A couple relying on solar panels to power a south Fargo home is readying for a potentially daunting challenge: winter.
North Dakota State University scientist John Bagu and his wife, Robyn Bagu, have invested $35,000 in solar panels and electricity storage batteries in hopes of becoming energy independent.
So far, the experiment is working. The panels and batteries have been supplying power to the home since September — and providing about 10 percent more power than the couple uses. Surplus energy is put on the local electric grid.
"Sometimes I sit and watch the energy come in," said John Bagu, referring to digital readouts of the electricity generated by the system. "It's kind of cool."
The Bagus also want to install a wind turbine, and power an electric car from energy generated by their system. Average wind speeds of 10 to 11 mph on their roof are strong enough to operate a wind turbine, John Bagu said.
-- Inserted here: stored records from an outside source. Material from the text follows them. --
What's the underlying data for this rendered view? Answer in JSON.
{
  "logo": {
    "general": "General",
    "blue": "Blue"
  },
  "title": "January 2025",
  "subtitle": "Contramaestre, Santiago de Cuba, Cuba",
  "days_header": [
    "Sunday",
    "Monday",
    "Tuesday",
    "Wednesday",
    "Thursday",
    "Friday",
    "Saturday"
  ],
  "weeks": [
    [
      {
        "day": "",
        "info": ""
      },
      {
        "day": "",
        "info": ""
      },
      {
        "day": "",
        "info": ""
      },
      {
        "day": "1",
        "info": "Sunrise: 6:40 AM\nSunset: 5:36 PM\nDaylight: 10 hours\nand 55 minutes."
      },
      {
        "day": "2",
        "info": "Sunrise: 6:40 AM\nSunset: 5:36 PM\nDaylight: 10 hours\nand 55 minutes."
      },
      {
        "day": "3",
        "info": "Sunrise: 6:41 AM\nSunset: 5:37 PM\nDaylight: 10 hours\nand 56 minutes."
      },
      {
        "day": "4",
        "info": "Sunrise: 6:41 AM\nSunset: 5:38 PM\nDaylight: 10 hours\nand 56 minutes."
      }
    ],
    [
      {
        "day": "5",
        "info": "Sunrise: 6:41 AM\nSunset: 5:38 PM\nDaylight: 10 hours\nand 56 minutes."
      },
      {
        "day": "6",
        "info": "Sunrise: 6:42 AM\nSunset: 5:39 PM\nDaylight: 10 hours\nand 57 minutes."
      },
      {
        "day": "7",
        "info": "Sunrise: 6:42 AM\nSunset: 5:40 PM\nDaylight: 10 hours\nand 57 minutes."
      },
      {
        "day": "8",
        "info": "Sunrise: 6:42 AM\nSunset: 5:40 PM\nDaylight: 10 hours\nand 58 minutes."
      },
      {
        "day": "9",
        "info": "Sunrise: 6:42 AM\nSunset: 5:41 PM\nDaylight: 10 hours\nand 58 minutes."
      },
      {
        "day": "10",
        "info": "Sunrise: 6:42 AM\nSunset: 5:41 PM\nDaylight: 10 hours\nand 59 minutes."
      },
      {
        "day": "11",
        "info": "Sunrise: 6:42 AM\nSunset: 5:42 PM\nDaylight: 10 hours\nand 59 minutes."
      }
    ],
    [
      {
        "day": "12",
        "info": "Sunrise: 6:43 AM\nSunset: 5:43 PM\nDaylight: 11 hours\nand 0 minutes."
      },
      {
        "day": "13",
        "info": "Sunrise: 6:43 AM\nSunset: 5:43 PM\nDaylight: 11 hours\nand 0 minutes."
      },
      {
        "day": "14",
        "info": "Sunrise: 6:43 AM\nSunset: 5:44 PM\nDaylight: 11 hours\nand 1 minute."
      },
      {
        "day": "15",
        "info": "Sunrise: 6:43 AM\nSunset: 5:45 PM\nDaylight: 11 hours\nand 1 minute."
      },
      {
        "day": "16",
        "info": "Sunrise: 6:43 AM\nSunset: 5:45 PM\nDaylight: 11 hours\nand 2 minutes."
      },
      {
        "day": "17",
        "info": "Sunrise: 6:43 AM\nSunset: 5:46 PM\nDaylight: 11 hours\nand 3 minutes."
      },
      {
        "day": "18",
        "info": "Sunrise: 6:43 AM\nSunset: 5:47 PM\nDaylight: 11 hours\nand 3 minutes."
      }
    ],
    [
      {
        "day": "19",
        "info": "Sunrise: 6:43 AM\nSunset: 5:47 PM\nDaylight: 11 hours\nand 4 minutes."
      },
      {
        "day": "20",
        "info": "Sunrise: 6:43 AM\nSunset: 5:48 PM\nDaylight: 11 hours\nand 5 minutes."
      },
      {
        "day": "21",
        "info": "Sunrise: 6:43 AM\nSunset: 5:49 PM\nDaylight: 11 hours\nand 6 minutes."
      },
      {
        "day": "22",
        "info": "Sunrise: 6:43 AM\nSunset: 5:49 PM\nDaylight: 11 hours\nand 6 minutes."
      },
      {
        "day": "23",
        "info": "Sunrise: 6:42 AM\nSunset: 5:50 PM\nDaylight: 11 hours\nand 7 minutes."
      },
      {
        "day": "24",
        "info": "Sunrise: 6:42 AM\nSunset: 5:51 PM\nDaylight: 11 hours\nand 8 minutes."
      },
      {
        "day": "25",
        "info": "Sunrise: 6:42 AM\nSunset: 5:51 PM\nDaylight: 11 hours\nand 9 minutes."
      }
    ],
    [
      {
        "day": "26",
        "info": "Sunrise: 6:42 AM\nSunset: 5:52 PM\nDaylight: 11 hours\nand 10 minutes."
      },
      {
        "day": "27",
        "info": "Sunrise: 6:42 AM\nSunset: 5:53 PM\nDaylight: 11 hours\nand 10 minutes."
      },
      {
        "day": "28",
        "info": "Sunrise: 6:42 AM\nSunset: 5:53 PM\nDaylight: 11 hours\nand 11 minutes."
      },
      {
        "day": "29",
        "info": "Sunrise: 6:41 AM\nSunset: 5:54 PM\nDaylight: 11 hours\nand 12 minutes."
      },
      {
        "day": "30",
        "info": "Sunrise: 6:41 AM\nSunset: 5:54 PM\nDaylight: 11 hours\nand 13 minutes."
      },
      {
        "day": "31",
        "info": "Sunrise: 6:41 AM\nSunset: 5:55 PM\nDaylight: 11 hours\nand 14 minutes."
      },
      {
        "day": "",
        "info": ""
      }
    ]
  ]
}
The couple manages their energy use by not using multiple large electrical appliances at once. For example, they don't use the washer and dryer and the oven at the same time, The Forum newspaper reported (http://bit.ly/OT2bSH ).
"I try not to do everything at once," Robyn Bagu said.
The big test will be how well the system will work when it's snowing, John Bagu said. However, the dark solar panels absorb heat, and he doesn't expect accumulation to be a problem, he said.
"What are the winters going to be like? That's the challenge," he said.